Why tech is bigger business than ever

Adams Street Partners partner and co-head of global venture fund investments Brijesh Jeevarathnam discusses how technology is completely reshaping the market.

How do you get exposure (and measure allocations) to technology?

Brijesh Jeevarathnam, Adams Street Partners
Brijesh Jeevarathnam

Technology is really pervading every industry vertical. Tech used to be an industry vertical like healthcare or consumer and in the space of a decade it has moved from a vertical to a horizontal. When we look at portfolios, we are hard-pressed to find areas where technology is not playing a meaningful role or a massive, transformational role.

In large buyouts we see firms using technology to drive value creation in their portfolio companies in a fundamental way. In mid-market growth equity, for example, there are managers using cutting edge technologies like robotic process automation (RPA) to automate routine tasks across their portfolios, in anything from HR to consumer businesses, to drive revenue and to reduce costs.

Obviously, venture is predominantly technology-driven or technology-enabled, and venture has become a global business. 20 years ago, venture was mostly a US asset class with offshoots in Europe and Israel, but now there are great opportunities coming out of Europe in fintech and digital media; China is really leapfrogging the US in some areas; US venture has stayed robust; and India and Latin America are quickly emerging.

Where is there most opportunity to put capital to work?

There are more opportunities to invest in technology around the world than ever before. We have seen an expansion of the opportunity set by geography, by investment stage and by sector.

Previously, technology exposure tended to be mostly venture-focused, but now if somebody wants technology but no early stage exposure, we can give them exposure to more mature technology assets through buyouts and growth capital, which wasn’t as prevalent 10-15 years ago.

There are also many more investable technology sectors now than there used to be: on the enterprise IT side with the cloud and cybersecurity and on the consumer retail side, too, where millennials and Generation Z are looking at very different consumption patterns and work behaviours than prior generations.

Everything is being disrupted and reshaped by technology. And we have seen the emergence of frontier technologies like spacetech and esports, which have started to produce large venture-backed companies.

How is tech investing impacted by macroeconomic cycles?

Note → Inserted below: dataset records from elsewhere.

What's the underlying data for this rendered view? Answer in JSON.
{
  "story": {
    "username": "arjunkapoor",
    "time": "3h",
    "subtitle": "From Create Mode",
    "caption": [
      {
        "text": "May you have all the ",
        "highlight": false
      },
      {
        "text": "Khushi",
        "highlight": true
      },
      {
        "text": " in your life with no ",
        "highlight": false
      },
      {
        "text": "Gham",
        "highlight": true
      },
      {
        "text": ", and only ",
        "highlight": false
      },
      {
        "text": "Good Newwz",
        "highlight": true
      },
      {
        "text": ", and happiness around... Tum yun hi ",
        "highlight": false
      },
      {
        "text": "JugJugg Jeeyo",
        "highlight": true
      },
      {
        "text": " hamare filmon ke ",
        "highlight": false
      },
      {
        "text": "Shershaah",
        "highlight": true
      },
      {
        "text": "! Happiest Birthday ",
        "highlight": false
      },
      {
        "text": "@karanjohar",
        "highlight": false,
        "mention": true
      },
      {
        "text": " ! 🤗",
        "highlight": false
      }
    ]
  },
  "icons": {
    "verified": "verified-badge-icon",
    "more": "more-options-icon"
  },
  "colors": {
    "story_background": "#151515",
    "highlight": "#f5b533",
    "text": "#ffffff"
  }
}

Every large company is facing some existential threat from start-ups and looking at some degree of digital transformation. A decade ago, when we looked at M&As of our technology portfolio companies, the buyers would be large technology companies like Oracle, Microsoft and Cisco. Today, those buyers are still there, but so are the offline/old-world companies looking to acquire tech assets: companies like Walmart, McDonald’s or General Motors.

The current innovation cycle is strong and will last another 10-15 years, and that is distinct from the capital markets cycle, which people expect may take a turn at some point over the next one to three years. The capital markets cycle impacts technology principally through late-stage valuations, but at the earlier stage, for new company creation and early stage venture, it doesn’t matter.

What is the impact of tech companies staying private for longer?

Now, venture-backed companies tend to stay private for about 10 years, compared with roughly five to seven years historically. That trend of companies staying private longer will likely sustain, because the addressable markets for these companies have got so much larger and they prefer to tackle their scaling challenges while still in the private markets. Also, the supply of growth capital has been readily available.

Private companies do present opportunities to realise early stage investments in the growth phase and we have seen a few examples of growth investors taking out early stage investors through a secondary when a large growth investment round is raised. So, there is still some liquidity for LPs and GPs.